---
name: bio-copy-number-cnv-visualization
description: Visualize copy number profiles, segments, allele-specific tracks, and cohort patterns from CNVkit, GATK, ASCAT, FACETS, Sequenza, and other callers. Covers genome-wide and per-chromosome log2 scatter plots, B-allele-frequency/minor-allele-fraction tracks, ideograms, cohort heatmaps, circos views, and caller-native plots. Use when creating publication CNV figures, choosing which plot answers a given question, diagnosing a wrong diploid baseline visually, displaying loss of heterozygosity, or deciding what depth-only plots cannot reveal.
tool_type: mixed
primary_tool: matplotlib
---

## Version Compatibility

Reference examples tested with: matplotlib 3.8+, pandas 2.2+, numpy 1.26+, seaborn 0.13+, CNVkit 0.9.10+, GATK 4.5+; R 4.3+ with ggplot2 3.5+.

Before using code patterns, verify installed versions match.

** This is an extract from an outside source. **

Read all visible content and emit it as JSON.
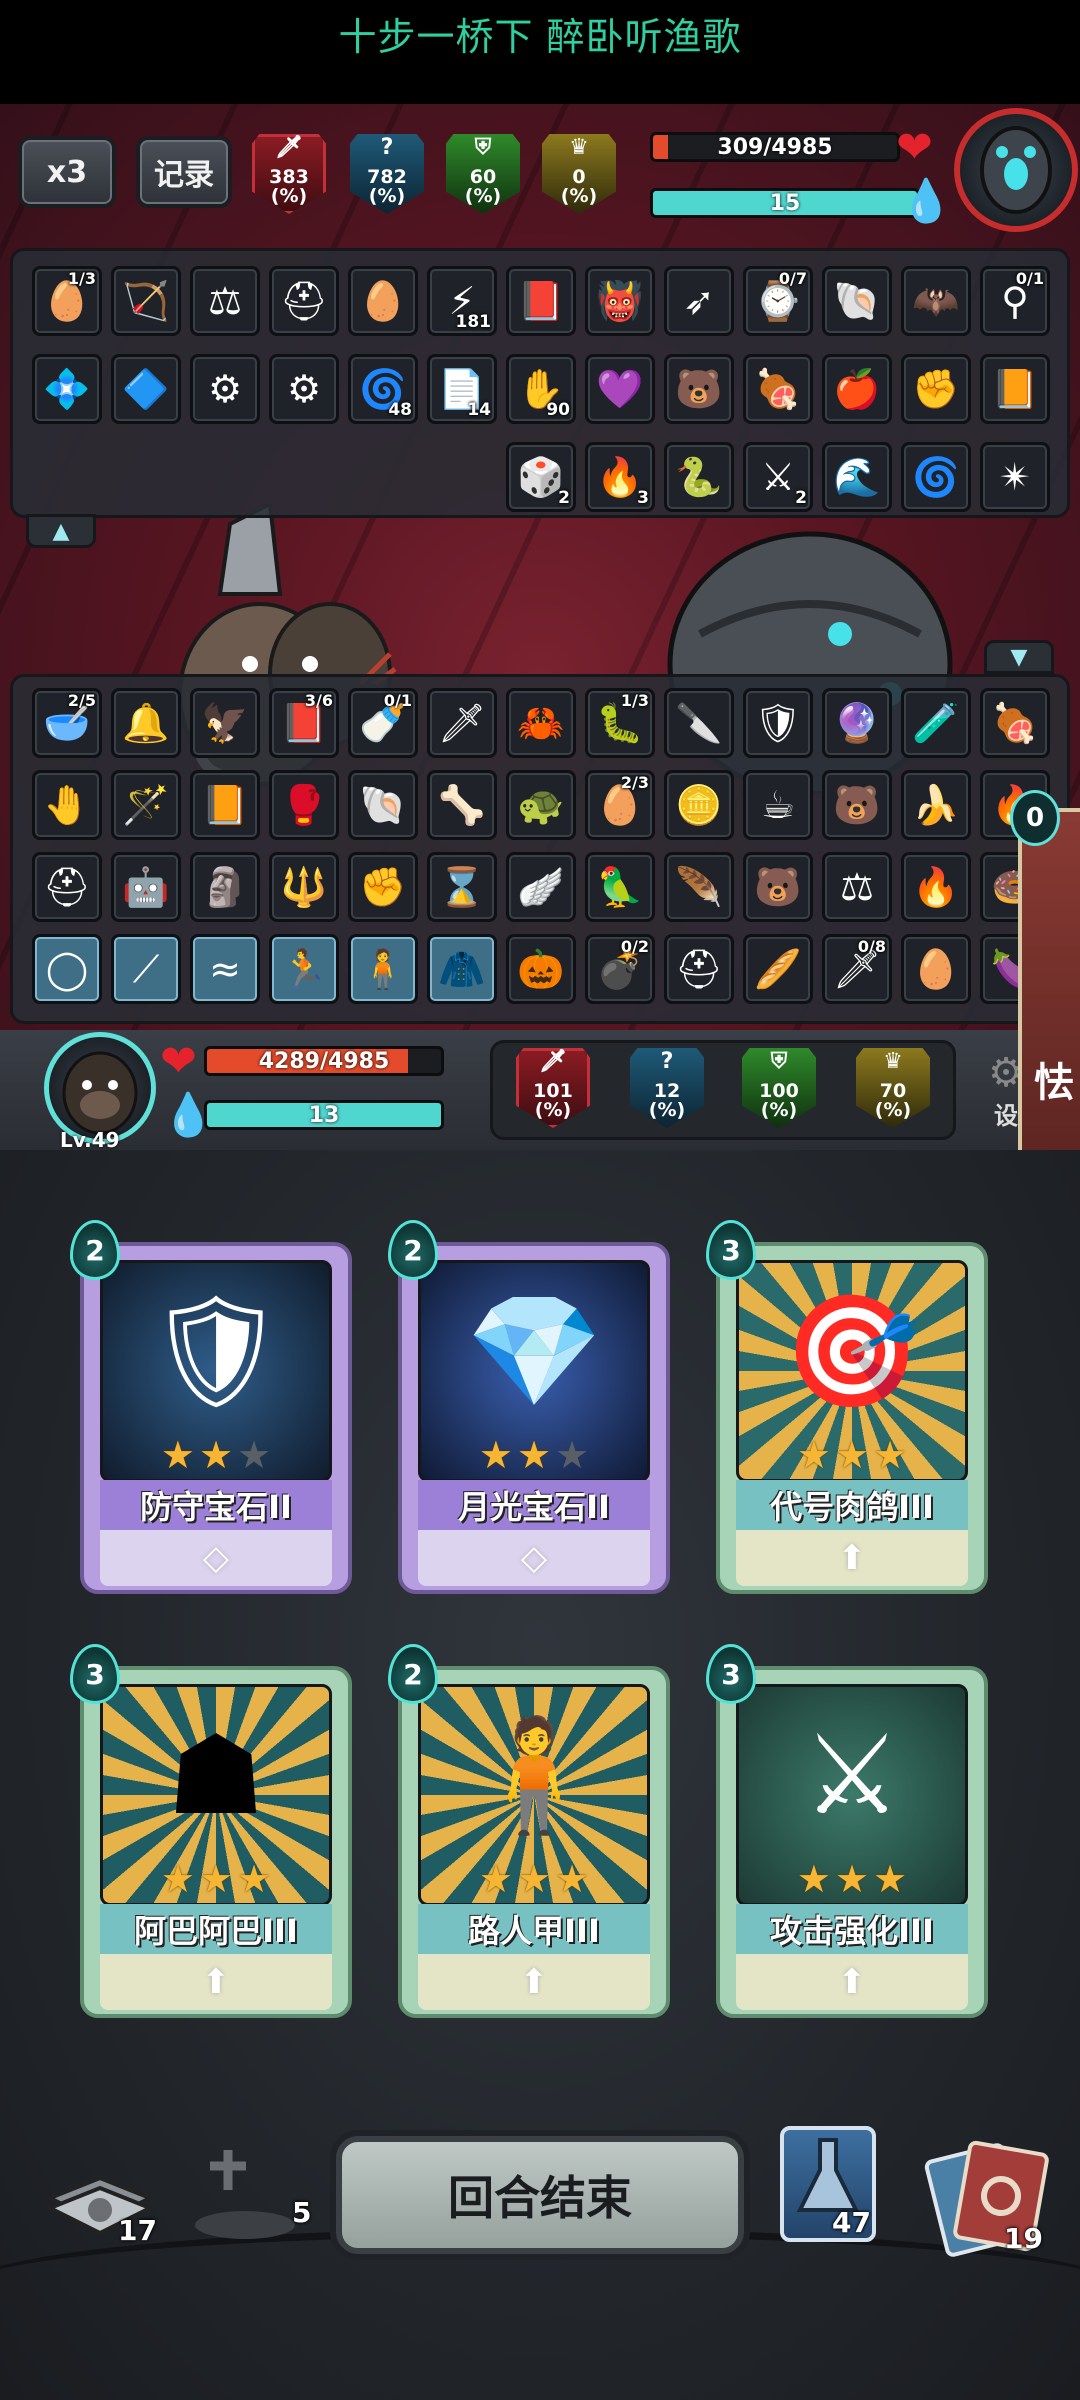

If versions differ:
- Python: `pip show matplotlib pandas` then `help(function)` for signatures
- R: `packageVersion('ggplot2')` then `?function_name`
- CLI: `cnvkit.py version`, `gatk --version`

If code throws ImportError, AttributeError, or TypeError, introspect the installed package and adapt the example rather than retrying.

# CNV Visualization

**"Plot my copy number profile"** -> A CNV figure is an argument, not a picture. The plot type, the y-axis quantity, and where the diploid baseline sits all determine what the reader can conclude. The single most important rule: a depth-only log2 plot cannot show loss of heterozygosity, cannot show tumor purity, and silently misleads if the diploid baseline is centered on a non-diploid mode.

- CLI: `cnvkit.py scatter` / `diagram` / `heatmap`; `gatk PlotModeledSegments`
- Python: `matplotlib` for custom genome-wide and allele-specific tracks
- R: `ggplot2`, `karyoploteR` for publication ideograms

## Plot Selection — What Each View Reveals and Hides

| Plot | Answers | Reveals | Cannot show |
|------|---------|---------|-------------|
| Genome-wide log2 scatter + segments | Where are the gains/losses? | Focal vs broad events, noise level | LOH, purity, allele-specific state |
| Per-chromosome scatter | Is this focal event real and where are its boundaries? | Breakpoints, bin support, weight | Absolute CN without purity |
| BAF / minor-allele-fraction track | Is there allelic imbalance / LOH? | CN-neutral LOH, mirrored imbalance | Total copy number alone |
| Combined log2 + BAF (two-panel) | What is the allele-specific state? | Gains vs CN-LOH vs balanced | — (this is the complete view) |
| Cohort heatmap | What is recurrent across samples? | Shared arm/focal events | Per-sample breakpoint detail |
| Ideogram / diagram | Where do events sit relative to cytobands/genes? | Gene-level context | Quantitative amplitude |
| Circos | Genome-wide CNV + SV breakpoints together | CNV-SV co-localization | Fine amplitude detail |
| Caller-native (GATK/ASCAT/FACETS) | Did the caller fit correctly? | Model fit, segment confidence | — (diagnostic, not publication) |

The decision rule: if the biological question involves LOH, allele-specific gain, or whole-genome doubling, a log2-only plot is insufficient — pair it with a BAF track.

## CNVkit Built-in Plots

```bash
cnvkit.py scatter sample.cnr -s sample.cns -o scatter.png            # genome-wide
cnvkit.py scatter sample.cnr -s sample.cns -c chr17 -o chr17.png      # one chromosome
cnvkit.py scatter sample.cnr -s sample.cns -v sample.vcf.gz -o baf.png  # with BAF panel
cnvkit.py diagram sample.cnr -s sample.cns -o diagram.pdf             # ideogram
cnvkit.py heatmap cohort/*.cns -d -o cohort_heatmap.pdf              # cohort, desaturated
```

Passing `-v` with a VCF adds a B-allele-frequency panel — use it whenever LOH matters.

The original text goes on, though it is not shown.